Di Donato R M, Jonas R A, Lang P, Rome J J, Mayer J E, Castaneda A R
Department of Cardiovascular Surgery, Children's Hospital, Boston, MA 02115.
J Thorac Cardiovasc Surg. 1991 Jan;101(1):126-37.
Our experience with the arterial switch operation for transposition of the great arteries has confirmed the attainability of excellent results with elective neonatal surgery. Up to this time, we have repaired tetralogy of Fallot during the neonatal period only when symptoms, either severe persistent cyanosis or cyanotic spells, have been present. This review assesses the results of such nonelective neonatal correction of tetralogy between 1973 and 1988. Twenty-seven neonates with either symptomatic tetralogy of Fallot or symptomatic tetralogy of Fallot with valvar pulmonary atresia underwent repair. Mean age at repair was 8 +/- 8.4 days and mean weight was 3.0 +/- 0.7 kg. Unsatisfactory palliative shunts had previously been placed elsewhere in four patients. Twenty-five transannular patches and two conduits were used for reconstruction of the right ventricular outflow tract. There were five deaths in the hospital, three of which were due to avoidable technical problems. All deaths occurred in patients with pulmonary artery (Nakata) index less than 150 mm2/m2. One premature child weighing 2.3 kg displayed an absent pulmonary valve-like syndrome after repair and died late of respiratory complications caused by aneurysmal branch pulmonary arteries. Actuarial survival at 5 years was 74%. There was a single rapidly declining hazard phase for death, with the hazard approaching zero at 1 1/2 years after repair. Actuarial freedom from need for reoperation was 76% at 5 years. Postoperative catheterization of 15 long-term survivors showed right ventricular pressure less than 70% systemic in 13 cases. All patients are symptomatically well and functioning in sinus rhythm 1 to 15 years after repair (mean, 5 +/- 4 years). This experience with neonates with symptoms suggests that, if mortality is lower in the absence of symptoms, elective repair of tetralogy of Fallot could be reasonably undertaken during the first months of life.

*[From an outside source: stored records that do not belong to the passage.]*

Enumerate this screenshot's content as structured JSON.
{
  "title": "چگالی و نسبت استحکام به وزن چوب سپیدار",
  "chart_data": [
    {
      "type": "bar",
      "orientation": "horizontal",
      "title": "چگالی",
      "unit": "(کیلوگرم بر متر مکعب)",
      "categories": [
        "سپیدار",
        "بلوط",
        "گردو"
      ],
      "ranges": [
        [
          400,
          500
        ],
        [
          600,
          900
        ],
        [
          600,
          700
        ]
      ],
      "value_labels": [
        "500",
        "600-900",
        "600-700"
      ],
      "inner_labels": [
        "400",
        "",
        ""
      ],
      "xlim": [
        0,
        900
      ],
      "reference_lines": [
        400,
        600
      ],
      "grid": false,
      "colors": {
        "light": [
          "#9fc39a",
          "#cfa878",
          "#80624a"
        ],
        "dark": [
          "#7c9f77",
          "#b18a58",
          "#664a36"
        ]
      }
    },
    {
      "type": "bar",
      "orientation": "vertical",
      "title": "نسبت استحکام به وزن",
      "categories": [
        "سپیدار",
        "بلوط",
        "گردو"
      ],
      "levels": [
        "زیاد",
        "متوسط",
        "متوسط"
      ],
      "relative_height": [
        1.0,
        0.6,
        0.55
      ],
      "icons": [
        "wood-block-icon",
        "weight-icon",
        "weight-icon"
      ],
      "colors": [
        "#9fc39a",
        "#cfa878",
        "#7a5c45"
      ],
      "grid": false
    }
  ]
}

我们在大动脉转位的动脉调转手术方面的经验证实,择期新生儿手术能够取得优异的效果。截至目前,我们仅在新生儿期出现严重持续性青紫或青紫发作等症状时才对法洛四联症进行修复。本综述评估了1973年至1988年间此类非择期新生儿法洛四联症矫正术的结果。27例有症状的法洛四联症或有症状的法洛四联症合并肺动脉瓣闭锁的新生儿接受了修复手术。修复时的平均年龄为8±8.4天,平均体重为3.0±0.7千克。此前有4例患者在其他部位进行了效果不佳的姑息性分流术。25个跨环补片和2个管道用于右心室流出道重建。住院期间有5例死亡,其中3例是由于可避免的技术问题。所有死亡均发生在肺动脉(中田)指数小于150mm²/m²的患者中。1例体重2.3千克的早产儿修复后出现无肺动脉瓣样综合征,后期死于肺动脉分支动脉瘤引起的呼吸并发症。5年时的精算生存率为74%。死亡有一个单一的快速下降危险阶段,修复后1.5年时危险接近零。5年时无需再次手术的精算自由度为76%。对15例长期存活者进行术后心导管检查发现,13例患者的右心室压力低于体循环压力的70%。所有患者术后症状改善良好,修复后1至15年(平均5±4年)均维持窦性心律。对有症状新生儿的这一经验表明,如果无症状时死亡率较低,那么在出生后的头几个月对法洛四联症进行择期修复是合理的。